Постепенно характер «цензуры» меняется. Она захватывает все большую часть человека, определяя все остальные стороны его жизни, вплоть до таких, которые не должны поддаваться цензуре вообще, потому что не могут поддаваться ей в принципе. Все страдания роста и подростковый «переходный период» это ничто иное, как протест человеческого духа против этого рабства. Все «готы», «панки», «хиппи» и прочие это простые бунтари, которые не желают принимать общепринятую цензуру, определяющую стиль жизни, вкусы, социальное положение и интересы, поэтому они выбирают иной стиль. При этом, как и оставшееся большинство они ничерта толком не меняют, а просто выбирают запруду поменьше, где царят те же законы, но внешне это выглядит иначе. Там они облевавшись с перепоя будут скотами, а здесь клевыми чуваками.  При этом естественно им так не кажется и они считают себя исключительнее большинства, которое они презирают, которому тоже так не кажется и которое презирает в свою очередь их.
- А что за области, которые не могут поддаваться цензуре? – спросил Констанеда.
В разговор вмешался Джон:
- Ты нашел второе внимание? – спросил он Констанеду.
Тот не знал что ответить. Он перечитал на множество раз все книги Карлоса, чувствовал их потенциал, но не мог привести никаких убедительных аргументов в пользу учения, если они не относились к весьма шаткой для определения области сновидения.

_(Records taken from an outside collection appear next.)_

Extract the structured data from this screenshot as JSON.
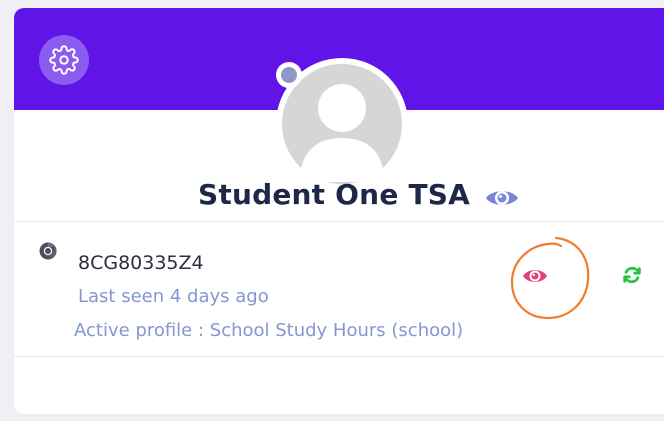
{
  "student": {
    "name": "Student One TSA",
    "status_color": "#8d99c9"
  },
  "device": {
    "id": "8CG80335Z4",
    "browser_icon": "chrome-icon",
    "last_seen": "Last seen 4 days ago",
    "active_profile": "Active profile : School Study Hours (school)"
  },
  "actions": {
    "settings_icon": "gear-icon",
    "view_student_icon": "eye-icon",
    "view_device_icon": "eye-icon",
    "refresh_icon": "refresh-icon"
  },
  "colors": {
    "header": "#6114e8",
    "settings_button": "#8a5cf0",
    "student_eye": "#7b86d6",
    "device_eye": "#e5407b",
    "refresh": "#1ec63a",
    "annotation_circle": "#ef7d2d",
    "muted_text": "#8497d0"
  }
}
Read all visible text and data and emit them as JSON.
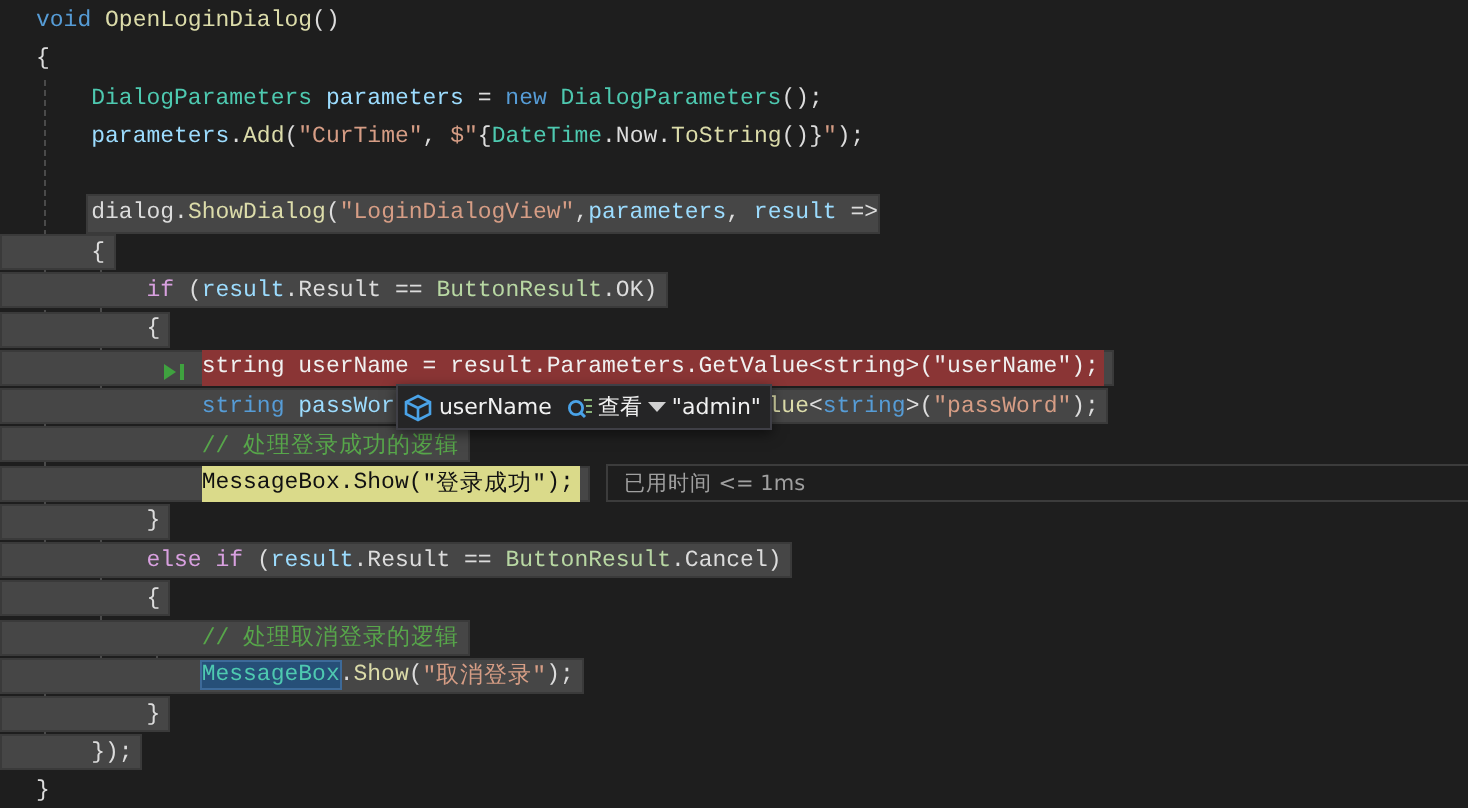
{
  "editor": {
    "lines": [
      {
        "kind": "plain",
        "tokens": [
          {
            "text": "void ",
            "kind": "keyword"
          },
          {
            "text": "OpenLoginDialog",
            "kind": "method"
          },
          {
            "text": "()",
            "kind": "plain"
          }
        ]
      },
      {
        "kind": "plain",
        "tokens": [
          {
            "text": "{",
            "kind": "plain"
          }
        ]
      },
      {
        "kind": "plain",
        "tokens": [
          {
            "text": "    DialogParameters ",
            "kind": "type"
          },
          {
            "text": "parameters",
            "kind": "variable"
          },
          {
            "text": " = ",
            "kind": "plain"
          },
          {
            "text": "new ",
            "kind": "keyword"
          },
          {
            "text": "DialogParameters",
            "kind": "type"
          },
          {
            "text": "();",
            "kind": "plain"
          }
        ]
      },
      {
        "kind": "plain",
        "tokens": [
          {
            "text": "    parameters",
            "kind": "variable"
          },
          {
            "text": ".",
            "kind": "plain"
          },
          {
            "text": "Add",
            "kind": "method"
          },
          {
            "text": "(",
            "kind": "plain"
          },
          {
            "text": "\"CurTime\"",
            "kind": "string"
          },
          {
            "text": ", ",
            "kind": "plain"
          },
          {
            "text": "$\"",
            "kind": "string"
          },
          {
            "text": "{",
            "kind": "plain"
          },
          {
            "text": "DateTime",
            "kind": "type"
          },
          {
            "text": ".Now.",
            "kind": "plain"
          },
          {
            "text": "ToString",
            "kind": "method"
          },
          {
            "text": "()}",
            "kind": "plain"
          },
          {
            "text": "\"",
            "kind": "string"
          },
          {
            "text": ");",
            "kind": "plain"
          }
        ]
      },
      {
        "kind": "plain"
      },
      {
        "kind": "boxed",
        "tokens": [
          {
            "text": "    dialog",
            "kind": "plain"
          },
          {
            "text": ".",
            "kind": "plain"
          },
          {
            "text": "ShowDialog",
            "kind": "method"
          },
          {
            "text": "(",
            "kind": "plain"
          },
          {
            "text": "\"LoginDialogView\"",
            "kind": "string"
          },
          {
            "text": ",",
            "kind": "plain"
          },
          {
            "text": "parameters",
            "kind": "variable"
          },
          {
            "text": ", ",
            "kind": "plain"
          },
          {
            "text": "result",
            "kind": "variable"
          },
          {
            "text": " =>",
            "kind": "plain"
          }
        ]
      },
      {
        "kind": "path",
        "tokens": [
          {
            "text": "    {",
            "kind": "plain"
          }
        ]
      },
      {
        "kind": "path",
        "tokens": [
          {
            "text": "        if",
            "kind": "control"
          },
          {
            "text": " (",
            "kind": "plain"
          },
          {
            "text": "result",
            "kind": "variable"
          },
          {
            "text": ".Result == ",
            "kind": "plain"
          },
          {
            "text": "ButtonResult",
            "kind": "enum"
          },
          {
            "text": ".OK)",
            "kind": "plain"
          }
        ]
      },
      {
        "kind": "path",
        "tokens": [
          {
            "text": "        {",
            "kind": "plain"
          }
        ]
      },
      {
        "kind": "breakpoint",
        "tokens": [
          {
            "text": "            string",
            "kind": "keyword"
          },
          {
            "text": " userName = result.Parameters.GetValue<string>(\"userName\");",
            "kind": "plain"
          }
        ]
      },
      {
        "kind": "path",
        "datatip": {
          "name": "userName",
          "action": "查看",
          "value": "\"admin\""
        },
        "tokens": [
          {
            "text": "            string ",
            "kind": "keyword"
          },
          {
            "text": "passWor",
            "kind": "variable"
          }
        ],
        "tokens_after": [
          {
            "text": "lue",
            "kind": "method"
          },
          {
            "text": "<",
            "kind": "plain"
          },
          {
            "text": "string",
            "kind": "keyword"
          },
          {
            "text": ">(",
            "kind": "plain"
          },
          {
            "text": "\"passWord\"",
            "kind": "string"
          },
          {
            "text": ");",
            "kind": "plain"
          }
        ]
      },
      {
        "kind": "path",
        "tokens": [
          {
            "text": "            // 处理登录成功的逻辑",
            "kind": "comment"
          }
        ]
      },
      {
        "kind": "current",
        "hint": "已用时间 <= 1ms",
        "tokens": [
          {
            "text": "            MessageBox",
            "kind": "type"
          },
          {
            "text": ".",
            "kind": "plain"
          },
          {
            "text": "Show",
            "kind": "method"
          },
          {
            "text": "(",
            "kind": "plain"
          },
          {
            "text": "\"登录成功\"",
            "kind": "string"
          },
          {
            "text": ");",
            "kind": "plain"
          }
        ]
      },
      {
        "kind": "path",
        "tokens": [
          {
            "text": "        }",
            "kind": "plain"
          }
        ]
      },
      {
        "kind": "path",
        "tokens": [
          {
            "text": "        else ",
            "kind": "control"
          },
          {
            "text": "if",
            "kind": "control"
          },
          {
            "text": " (",
            "kind": "plain"
          },
          {
            "text": "result",
            "kind": "variable"
          },
          {
            "text": ".Result == ",
            "kind": "plain"
          },
          {
            "text": "ButtonResult",
            "kind": "enum"
          },
          {
            "text": ".Cancel)",
            "kind": "plain"
          }
        ]
      },
      {
        "kind": "path",
        "tokens": [
          {
            "text": "        {",
            "kind": "plain"
          }
        ]
      },
      {
        "kind": "path",
        "tokens": [
          {
            "text": "            // 处理取消登录的逻辑",
            "kind": "comment"
          }
        ]
      },
      {
        "kind": "path",
        "tokens": [
          {
            "text": "            MessageBox",
            "kind": "selected_type"
          },
          {
            "text": ".",
            "kind": "plain"
          },
          {
            "text": "Show",
            "kind": "method"
          },
          {
            "text": "(",
            "kind": "plain"
          },
          {
            "text": "\"取消登录\"",
            "kind": "string"
          },
          {
            "text": ");",
            "kind": "plain"
          }
        ]
      },
      {
        "kind": "path",
        "tokens": [
          {
            "text": "        }",
            "kind": "plain"
          }
        ]
      },
      {
        "kind": "path",
        "tokens": [
          {
            "text": "    });",
            "kind": "plain"
          }
        ]
      },
      {
        "kind": "plain",
        "tokens": [
          {
            "text": "}",
            "kind": "plain"
          }
        ]
      }
    ]
  }
}
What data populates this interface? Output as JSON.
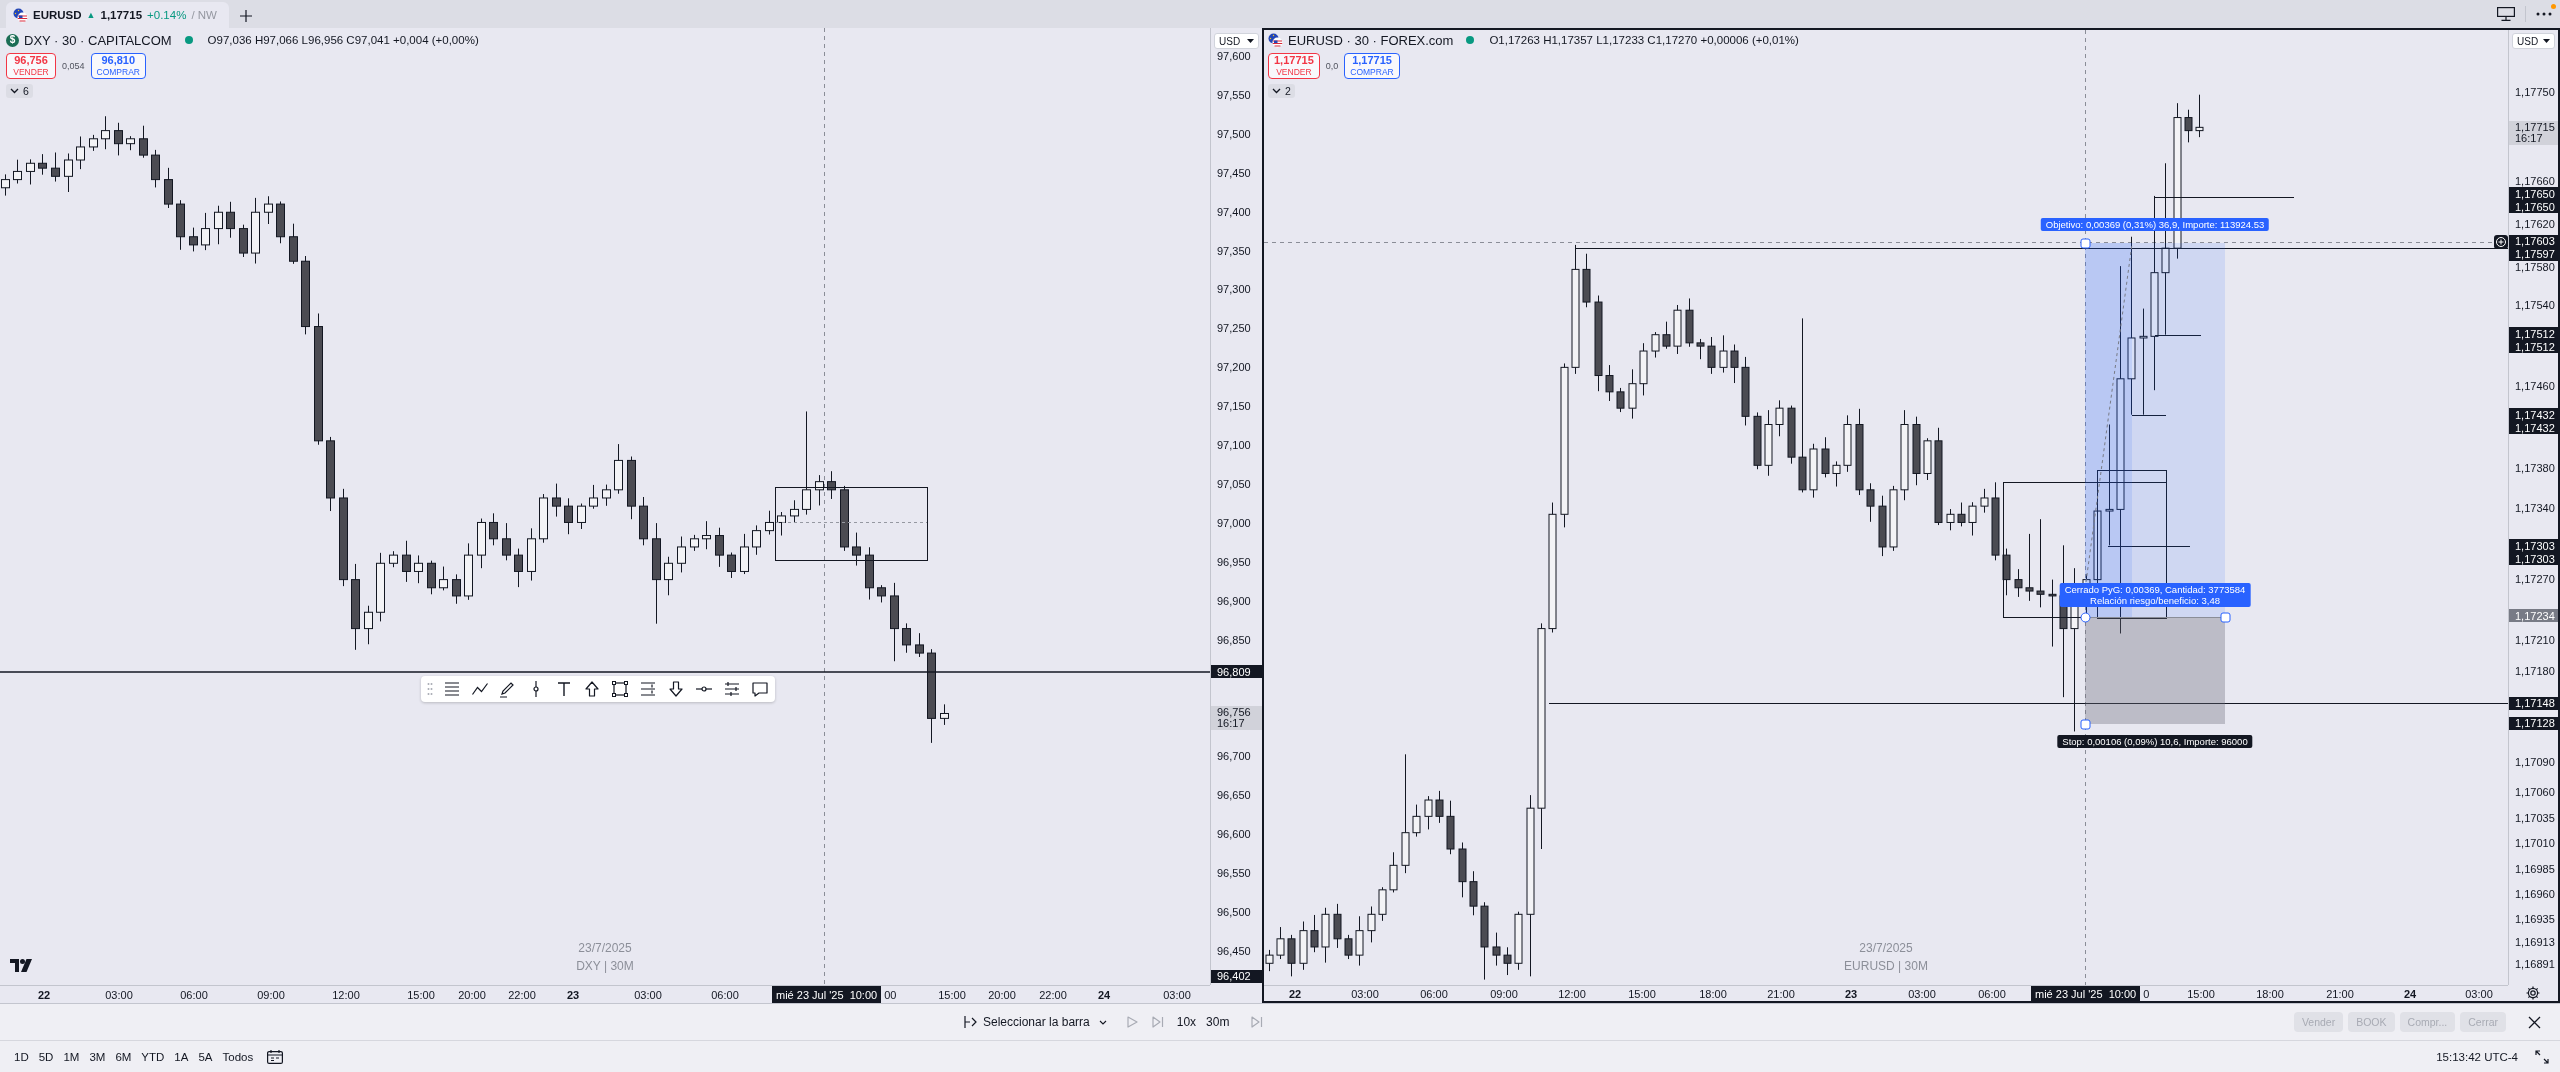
{
  "tab_bar": {
    "tabs": [
      {
        "symbol": "EURUSD",
        "arrow": "▲",
        "price": "1,17715",
        "change": "+0.14%",
        "extra": "/ NW",
        "selected": true
      }
    ],
    "notification": true
  },
  "charts": [
    {
      "selected": false,
      "symbol_icon": "$",
      "title": "DXY · 30 · CAPITALCOM",
      "market_open": true,
      "ohlc": "O97,036 H97,066 L96,956 C97,041 +0,004 (+0,00%)",
      "sell": {
        "price": "96,756",
        "label": "VENDER"
      },
      "spread": "0,054",
      "buy": {
        "price": "96,810",
        "label": "COMPRAR"
      },
      "indicators": "6",
      "currency": "USD",
      "price_axis": [
        {
          "label": "97,600",
          "kind": "tick"
        },
        {
          "label": "97,550",
          "kind": "tick"
        },
        {
          "label": "97,500",
          "kind": "tick"
        },
        {
          "label": "97,450",
          "kind": "tick"
        },
        {
          "label": "97,400",
          "kind": "tick"
        },
        {
          "label": "97,350",
          "kind": "tick"
        },
        {
          "label": "97,300",
          "kind": "tick"
        },
        {
          "label": "97,250",
          "kind": "tick"
        },
        {
          "label": "97,200",
          "kind": "tick"
        },
        {
          "label": "97,150",
          "kind": "tick"
        },
        {
          "label": "97,100",
          "kind": "tick"
        },
        {
          "label": "97,050",
          "kind": "tick"
        },
        {
          "label": "97,000",
          "kind": "tick"
        },
        {
          "label": "96,950",
          "kind": "tick"
        },
        {
          "label": "96,900",
          "kind": "tick"
        },
        {
          "label": "96,850",
          "kind": "tick"
        },
        {
          "label": "96,809",
          "kind": "line"
        },
        {
          "label": "96,756",
          "kind": "last",
          "countdown": "16:17"
        },
        {
          "label": "96,700",
          "kind": "tick"
        },
        {
          "label": "96,650",
          "kind": "tick"
        },
        {
          "label": "96,600",
          "kind": "tick"
        },
        {
          "label": "96,550",
          "kind": "tick"
        },
        {
          "label": "96,500",
          "kind": "tick"
        },
        {
          "label": "96,450",
          "kind": "tick"
        },
        {
          "label": "96,402",
          "kind": "line"
        }
      ],
      "time_axis": [
        {
          "label": "22",
          "kind": "day"
        },
        {
          "label": "03:00",
          "kind": "time"
        },
        {
          "label": "06:00",
          "kind": "time"
        },
        {
          "label": "09:00",
          "kind": "time"
        },
        {
          "label": "12:00",
          "kind": "time"
        },
        {
          "label": "15:00",
          "kind": "time"
        },
        {
          "label": "20:00",
          "kind": "time"
        },
        {
          "label": "22:00",
          "kind": "time"
        },
        {
          "label": "23",
          "kind": "day"
        },
        {
          "label": "03:00",
          "kind": "time"
        },
        {
          "label": "06:00",
          "kind": "time"
        },
        {
          "label": "00",
          "kind": "fragment"
        },
        {
          "label": "15:00",
          "kind": "time"
        },
        {
          "label": "20:00",
          "kind": "time"
        },
        {
          "label": "22:00",
          "kind": "time"
        },
        {
          "label": "24",
          "kind": "day"
        },
        {
          "label": "03:00",
          "kind": "time"
        }
      ],
      "crosshair_time": "mié 23 Jul '25  10:00",
      "watermark": {
        "date": "23/7/2025",
        "symbol": "DXY | 30M"
      }
    },
    {
      "selected": true,
      "title": "EURUSD · 30 · FOREX.com",
      "market_open": true,
      "ohlc": "O1,17263 H1,17357 L1,17233 C1,17270 +0,00006 (+0,01%)",
      "sell": {
        "price": "1,17715",
        "label": "VENDER"
      },
      "spread": "0,0",
      "buy": {
        "price": "1,17715",
        "label": "COMPRAR"
      },
      "indicators": "2",
      "currency": "USD",
      "price_axis": [
        {
          "label": "1,17750",
          "kind": "tick"
        },
        {
          "label": "1,17715",
          "kind": "last",
          "countdown": "16:17"
        },
        {
          "label": "1,17660",
          "kind": "tick"
        },
        {
          "label": "1,17650",
          "kind": "line"
        },
        {
          "label": "1,17650",
          "kind": "line"
        },
        {
          "label": "1,17620",
          "kind": "tick"
        },
        {
          "label": "1,17603",
          "kind": "line"
        },
        {
          "label": "1,17597",
          "kind": "line"
        },
        {
          "label": "1,17580",
          "kind": "tick"
        },
        {
          "label": "1,17540",
          "kind": "tick"
        },
        {
          "label": "1,17512",
          "kind": "line"
        },
        {
          "label": "1,17512",
          "kind": "line"
        },
        {
          "label": "1,17460",
          "kind": "tick"
        },
        {
          "label": "1,17432",
          "kind": "line"
        },
        {
          "label": "1,17432",
          "kind": "line"
        },
        {
          "label": "1,17380",
          "kind": "tick"
        },
        {
          "label": "1,17340",
          "kind": "tick"
        },
        {
          "label": "1,17303",
          "kind": "line"
        },
        {
          "label": "1,17303",
          "kind": "line"
        },
        {
          "label": "1,17270",
          "kind": "tick"
        },
        {
          "label": "1,17234",
          "kind": "position"
        },
        {
          "label": "1,17210",
          "kind": "tick"
        },
        {
          "label": "1,17180",
          "kind": "tick"
        },
        {
          "label": "1,17148",
          "kind": "line"
        },
        {
          "label": "1,17128",
          "kind": "line"
        },
        {
          "label": "1,17090",
          "kind": "tick"
        },
        {
          "label": "1,17060",
          "kind": "tick"
        },
        {
          "label": "1,17035",
          "kind": "tick"
        },
        {
          "label": "1,17010",
          "kind": "tick"
        },
        {
          "label": "1,16985",
          "kind": "tick"
        },
        {
          "label": "1,16960",
          "kind": "tick"
        },
        {
          "label": "1,16935",
          "kind": "tick"
        },
        {
          "label": "1,16913",
          "kind": "tick"
        },
        {
          "label": "1,16891",
          "kind": "tick"
        }
      ],
      "time_axis": [
        {
          "label": "22",
          "kind": "day"
        },
        {
          "label": "03:00",
          "kind": "time"
        },
        {
          "label": "06:00",
          "kind": "time"
        },
        {
          "label": "09:00",
          "kind": "time"
        },
        {
          "label": "12:00",
          "kind": "time"
        },
        {
          "label": "15:00",
          "kind": "time"
        },
        {
          "label": "18:00",
          "kind": "time"
        },
        {
          "label": "21:00",
          "kind": "time"
        },
        {
          "label": "23",
          "kind": "day"
        },
        {
          "label": "03:00",
          "kind": "time"
        },
        {
          "label": "06:00",
          "kind": "time"
        },
        {
          "label": "0",
          "kind": "fragment"
        },
        {
          "label": "15:00",
          "kind": "time"
        },
        {
          "label": "18:00",
          "kind": "time"
        },
        {
          "label": "21:00",
          "kind": "time"
        },
        {
          "label": "24",
          "kind": "day"
        },
        {
          "label": "03:00",
          "kind": "time"
        }
      ],
      "crosshair_time": "mié 23 Jul '25  10:00",
      "watermark": {
        "date": "23/7/2025",
        "symbol": "EURUSD | 30M"
      },
      "position_tool": {
        "target": "Objetivo: 0,00369 (0,31%) 36,9, Importe: 113924.53",
        "result": [
          "Cerrado PyG: 0,00369, Cantidad: 3773584",
          "Relación riesgo/beneficio: 3,48"
        ],
        "stop": "Stop: 0,00106 (0,09%) 10,6, Importe: 96000"
      }
    }
  ],
  "replay_bar": {
    "select_bar": "Seleccionar la barra",
    "speed": "10x",
    "interval": "30m",
    "buttons": [
      {
        "label": "Vender",
        "disabled": true
      },
      {
        "label": "BOOK",
        "disabled": true
      },
      {
        "label": "Compr...",
        "disabled": true
      },
      {
        "label": "Cerrar",
        "disabled": true
      }
    ]
  },
  "range_bar": {
    "ranges": [
      "1D",
      "5D",
      "1M",
      "3M",
      "6M",
      "YTD",
      "1A",
      "5A",
      "Todos"
    ],
    "clock": "15:13:42 UTC-4"
  }
}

- Нет. – ответил Констанеда.
- Ты все знаешь и у тебя есть все ключи. – сказал Джон. - Просто ты не можешь провести аналогию прочитанного со своим опытом. Тут нужна энергия. Как уже сказал Кислый, человек рождается целым. Впоследствии он выбирает из всего жизненного спектра доступного для человека какую-то определенную волну и живет в соответствии с ней. Эта узкая волна и является его интерпретацией окружающей действительности. Это его незыблемая «формулировка мира». Разумеется, что ни один человек так не считает. Уж кто-кто, а уж он то видит все так как оно есть, но попроси двух разных людей описать одно и то же событие без его предварительного обсуждения ими, и ты увидишь, что их видение будет отличаться, пусть и в мелочах, но оно всегда будет разным.
Когда человек перестает ставить себя в центр мира, то он становится на путь воина. На этом пути он независимо от чего либо начинает практиковать «сталкинг». Он становится охотником, выслеживающим единственное, что можно выслеживать – самого себя.
- Почему себя? – спросил Констанеда. – Я всегда считал, что сталкинг – это умение быть кем угодно. Что-то вроде актерства.
- Пока ты не выследишь себя, - ответил Джон. – ты не поймешь, что выслеживаешь в окружающем мире только то, что считаешь собой. Маленький ребенок может спокойно смотреть как мучают животное. Ему не будет никакого дела до этого. Но попробуй таким же образом отнестись и к ребенку и, пусть в меньшей степени, дать ему на собственном опыте почувствовать, что это животное ощущало. В следующий раз, когда перед ним будут мучить животное он уже не сможет спокойно смотреть. Это и так происходит, но постепенно и незаметно для человека. Все дети стукаются, падают, им больно, поэтому они понимают, что когда кого-то бьют, то ему больно и у них возникает сочувствие.  Однако не все понимают, что это сочувствие появляется из того, что они проецируют чужую боль на себя и видят в жертве себя. Поэтому сталкинг – это выслеживание именно самого себя,постоянное самонаблюдение.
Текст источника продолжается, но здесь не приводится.